Intervention de Bernard Thibault

Réunion du 17 avril 2015 à 9h00
Groupe de travail sur l'avenir des institutions

Bernard Thibault :

Face au courant dominant qui se dessine au sein de cette commission en faveur d'une certaine évolution du Sénat, je me sens dans l'obligation de renforcer le poids de mes réserves. Je ne suis en effet pas convaincu par la perspective d'une seconde chambre composée de manière mixte, pour partie de représentants des territoires et pour une autre, selon des proportions et des modalités dont Michel Winock a souligné qu'elles n'étaient guère évidentes à mettre en oeuvre, de représentants des groupes économiques, sociaux ou professionnels. Cette coexistence, au sein d'une même assemblée, entre deux types de représentation nous conduit en terrain inconnu. Surgiront des problèmes de légitimité d'autant plus aigus qu'il s'agira d'un organe doté du pouvoir législatif. Si, à l'inverse, on opte pour une assemblée aux pouvoirs amoindris, soyons direct : je ne vois guère l'intérêt d'une telle proposition.

Vous comprendrez que je m'arrête en particulier sur la question de la représentation socioprofessionnelle. Avec la solution que vous préconisez, on franchit un pas supplémentaire vers une forme de constitutionnalisation des acquis de la négociation sociale. Or je n'y suis pas favorable, car, tout en étant le premier à reconnaître la force et la légitimité d'une négociation entre représentants des employeurs et représentants des salariés, je ne pense pas que le résultat de cette négociation doive s'imposer à l'ensemble de la société. Il me semble que c'est aux élus que revient le soin de veiller à l'intérêt national, d'en être les garants. Certes, ils ont le devoir de s'inspirer pour cela des accords intervenus entre les forces vives du pays le cas échéant, mais en aucun cas ces accords ne les contraignent juridiquement, à moins de vouloir donner aux corps économiques et sociaux un pouvoir législatif, ce dont, à ma connaissance, il n'existe aucun exemple ailleurs dans le monde.
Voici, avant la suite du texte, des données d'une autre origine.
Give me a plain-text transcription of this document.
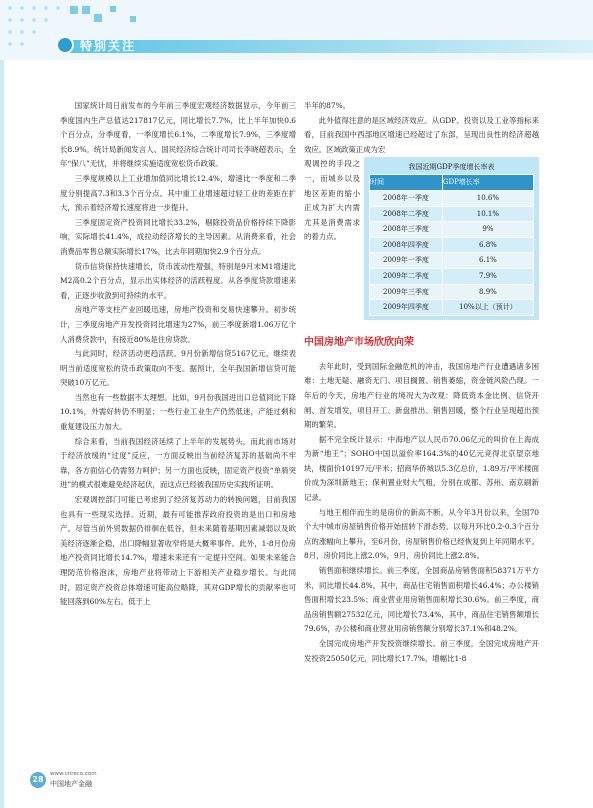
特别关注

国家统计局日前发布的今年前三季度宏观经济数据显示，今年前三季度国内生产总值达217817亿元，同比增长7.7%，比上半年加快0.6个百分点，分季度看，一季度增长6.1%，二季度增长7.9%，三季度增长8.9%。统计局新闻发言人、国民经济综合统计司司长李晓超表示，全年“保八”无忧，并将继续实施适度宽松货币政策。

三季度规模以上工业增加值同比增长12.4%，增速比一季度和二季度分别提高7.3和3.3个百分点。其中重工业增速超过轻工业的差距在扩大，预示着经济增长速度将进一步提升。

三季度固定资产投资同比增长33.2%，剔除投资品价格持续下降影响，实际增长41.4%，成拉动经济增长的主导因素。从消费来看，社会消费品零售总额实际增长17%，比去年同期加快2.9个百分点。

货币信贷保持快速增长，货币流动性增强，特别是9月末M1增速比M2高0.2个百分点，显示出实体经济的活跃程度。从各季度贷款增速来看，正逐步收敛到可持续的水平。

房地产等支柱产业回暖迅速，房地产投资和交易快速攀升。初步统计，三季度房地产开发投资同比增速为27%，前三季度新增1.06万亿个人消费贷款中，有接近80%是住房贷款。

与此同时，经济活动更趋活跃。9月份新增信贷5167亿元，继续表明当前适度宽松的货币政策取向不变。据预计，全年我国新增信贷可能突破10万亿元。

当然也有一些数据不太理想。比如，9月份我国进出口总值同比下降10.1%，外需好转仍不明显；一些行业工业生产仍然低迷，产能过剩和重复建设压力加大。

综合来看，当前我国经济延续了上半年的发展势头，而此前市场对于经济放缓的“过度”反应，一方面反映出当前经济复苏的基础尚不牢靠，各方面信心仍需努力呵护；另一方面也反映，固定资产投资“单骑突进”的模式很难避免经济起伏，而这点已经被我国历史实践所证明。

宏观调控部门可能已考虑到了经济复苏动力的转换问题，目前我国也具有一些现实选择。近期，最有可能推荐政府投资的是出口和房地产。尽管当前外贸数据仍徘徊在低谷，但未来随着基期因素减弱以及欧美经济逐渐企稳，出口降幅显著收窄将是大概率事件。此外，1-8月份房地产投资同比增长14.7%，增速未来还有一定提升空间。如果未来能合理防范价格泡沫，房地产业将带动上下游相关产业稳步增长。与此同时，固定资产投资总体增速可能高位略降，其对GDP增长的贡献率也可能回落到60%左右，低于上

半年的87%。

此外值得注意的是区域经济效应。从GDP、投资以及工业等指标来看，目前我国中西部地区增速已经超过了东部，呈现出良性的经济超越效应。区域政策正成为宏

观调控的手段之一，而城乡以及地区差距的缩小正成为扩大内需尤其是消费需求的着力点。
我国近期GDP季度增长率表
时间	GDP增长率
2008年一季度	10.6%
2008年二季度	10.1%
2008年三季度	9%
2008年四季度	6.8%
2009年一季度	6.1%
2009年二季度	7.9%
2009年三季度	8.9%
2009年四季度	10%以上（预计）
中国房地产市场欣欣向荣

去年此时，受到国际金融危机的冲击，我国房地产行业遭遇诸多困难：土地无疑、融资无门、项目搁置、销售萎缩，资金链风险凸现。一年后的今天，房地产行业的境况大为改观：降低资本金比例、信贷开闸、首发增发，项目开工、新盘推出、销售回暖，整个行业呈现超出预期的繁荣。

据不完全统计显示：中海地产以人民币70.06亿元的叫价在上海成为新“地王”；SOHO中国以溢价率164.3%的40亿元竞得北京望京地块，楼面价10197元/平米；招商华侨城以5.3亿总价，1.89万/平米楼面价成为深圳新地王；保利置业财大气粗，分别在成都、苏州、南京刷新记录。

与地王相伴而生的是房价的新高不断。从今年3月份以来，全国70个大中城市房屋销售价格开始扭转下滑态势，以每月环比0.2-0.3个百分点的涨幅向上攀升，至6月份，房屋销售价格已经恢复到上年同期水平。8月，房价同比上涨2.0%，9月，房价同比上涨2.8%。

销售面积继续增长。前三季度，全国商品房销售面积58371万平方米，同比增长44.8%，其中，商品住宅销售面积增长46.4%；办公楼销售面积增长23.5%；商业营业用房销售面积增长30.6%。前三季度，商品房销售额27532亿元，同比增长73.4%，其中，商品住宅销售额增长79.6%，办公楼和商业营业用房销售额分别增长37.1%和48.2%。

全国完成房地产开发投资继续增长。前三季度，全国完成房地产开发投资25050亿元，同比增长17.7%，增幅比1-8

28
www.cnreco.com
中国地产金融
Je me méfie par ailleurs du conflit de légitimité que pourrait générer la coexistence d'une chambre, l'Assemblée nationale, dans laquelle domine, à travers les députés et les partis politiques, la représentation politique des citoyens, avec une seconde chambre « mosaïque », représentant la société à travers ses syndicats, ses associations et autres organisations.

Au-delà du conflit de légitimité, nous aurions là deux conceptions de la représentation qui s'opposent, avec cette question : dans notre République, la représentation politique doit-elle continuer à prévaloir sur toute autre forme de représentation, organisée selon des critères culturels, philosophiques, voire religieux ? En tant que syndicaliste, je pense que oui, sinon, c'est l'aventure.

Quant à tirer au sort des individus, comme cela se pratique, par exemple, dans les cours d'assises, il me semble qu'il est préférable de favoriser des mécanismes de représentation qui s'inscrivent dans un cadre collectif : je suis extrêmement réservé en effet – et le mot est faible – sur la légitimité qu'auraient des individus tirés au sort à prendre des décisions au nom de tous.